The processes, like purification, dehydration, and coagulation, could affect the blood, cell density, and water content inside the biological tissues. Because of this fact, the optical parameters and, accordingly, the fluence rate distributions inside the tissues are expected to be changed after such operations. In this study, the effects of purification, dehydration, and coagulation processes on the optical parameters of biological tissues have been investigated. For this purpose, absorption and reduced scattering coefficients of fresh, purified, dehydrated, and coagulated chicken liver tissue samples have been determined by using a single integrating sphere system.

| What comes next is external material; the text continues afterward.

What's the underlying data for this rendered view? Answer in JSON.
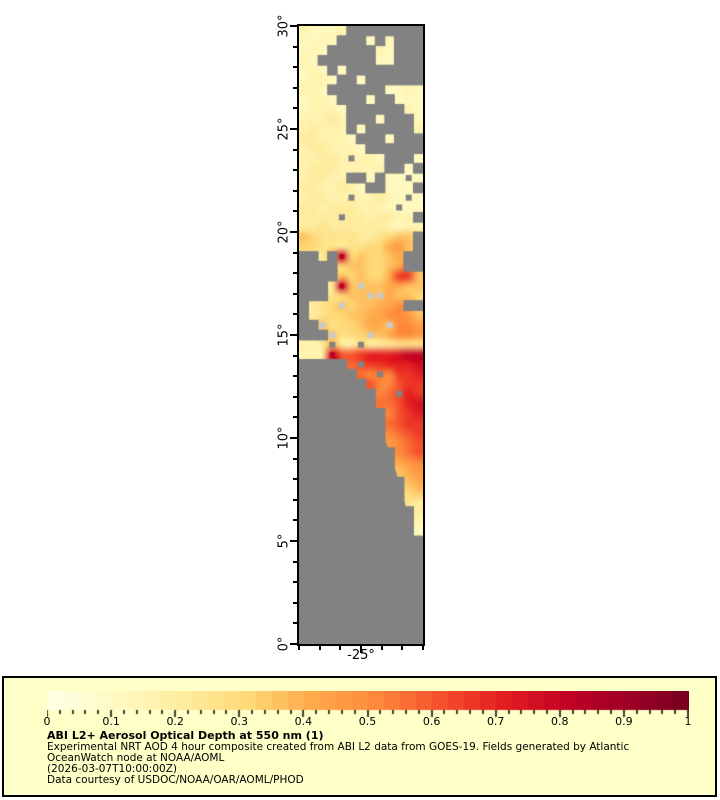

It has been concluded that the purification process performed on the tissue samples to remove blood residues causes a very small decrease (increase) in the absorption (scattering) coefficient. In other words, short-term storage of tissue samples in saline solution causes a slight change in the optical parameters. In addition, the absorption coefficient of the samples increases after the dehydration process because of the water loss in the tissue. However, no direct relationship has been observed between the reduced scattering coefficient and the dehydration level. Moreover, the coagulation process causes an increase in not only the absorption coefficient but also the reduced scattering coefficient. Due to the increased incompatibility in refractive indices of scattering particles inside the tissue, an increase in the reduced scattering coefficient has been found to be relatively more pronounced.